LCC Finds Water Chestnut During Invasives Surveys
For several years LCC has collaborated with Arrowwood Environmental to conduct surveys for aquatic invasive species in the Lake Champlain watershed. Our most recent efforts have focused on floating-leaved species like water chestnut. This year's work revealed two previously unknown populations of this pernicious invader: one on Alice Lake in Chazy, New York and the other in the marshes at the head of Vermont's St. Albans Bay. LCC Staff Scientist Mike Winslow removed 109 water chestnut plants from Alice Lake in the hopes of quashing the population before it becomes established. Soon he'll head to St. Albans Bay to undertake a removal effort there.

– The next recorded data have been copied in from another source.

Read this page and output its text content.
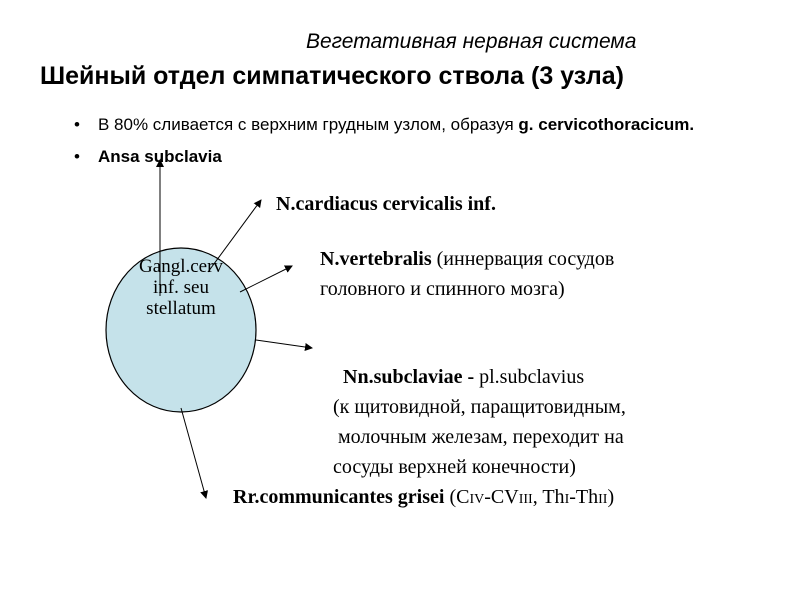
Вегетативная нервная система
Шейный отдел симпатического ствола (3 узла)
• В 80% сливается с верхним грудным узлом, образуя g. cervicothoracicum.
• Ansa subclavia
Gangl.cerv inf. seu stellatum
N.cardiacus cervicalis inf.
N.vertebralis (иннервация сосудов
головного и спинного мозга)

Nn.subclaviae - pl.subclavius
(к щитовидной, паращитовидным,
молочным железам, переходит на
сосуды верхней конечности)

Rr.communicantes grisei (CIV-CVIII, ThI-ThII)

According to Vermont Invasives, water chestnut was first recorded in Lake Champlain in the 1940s and it has since spread throughout the lake and to 22 other bodies of water within Vermont. This annual aquatic plant can form dense monocultures, outcompeting beneficial native plant species, reducing oxygen levels, negatively altering the recreation potential of the invaded water body, and reducing shoreline property values. Since it is an annual species, population control measures are accomplished by removing the plant before it drops its seeds. Since the early 1980s, the Vermont Department of Environmental Conservation, with support from the US Army Corps of Engineers, has run a harvesting program to control the spread of water chestnut in Lake Champlain and prevent its introduction to other areas. Millions of dollars have been spent to control its spread.
LCC's invasive species surveys and eradication work are funded through a grant from the Lake Champlain Basin Program.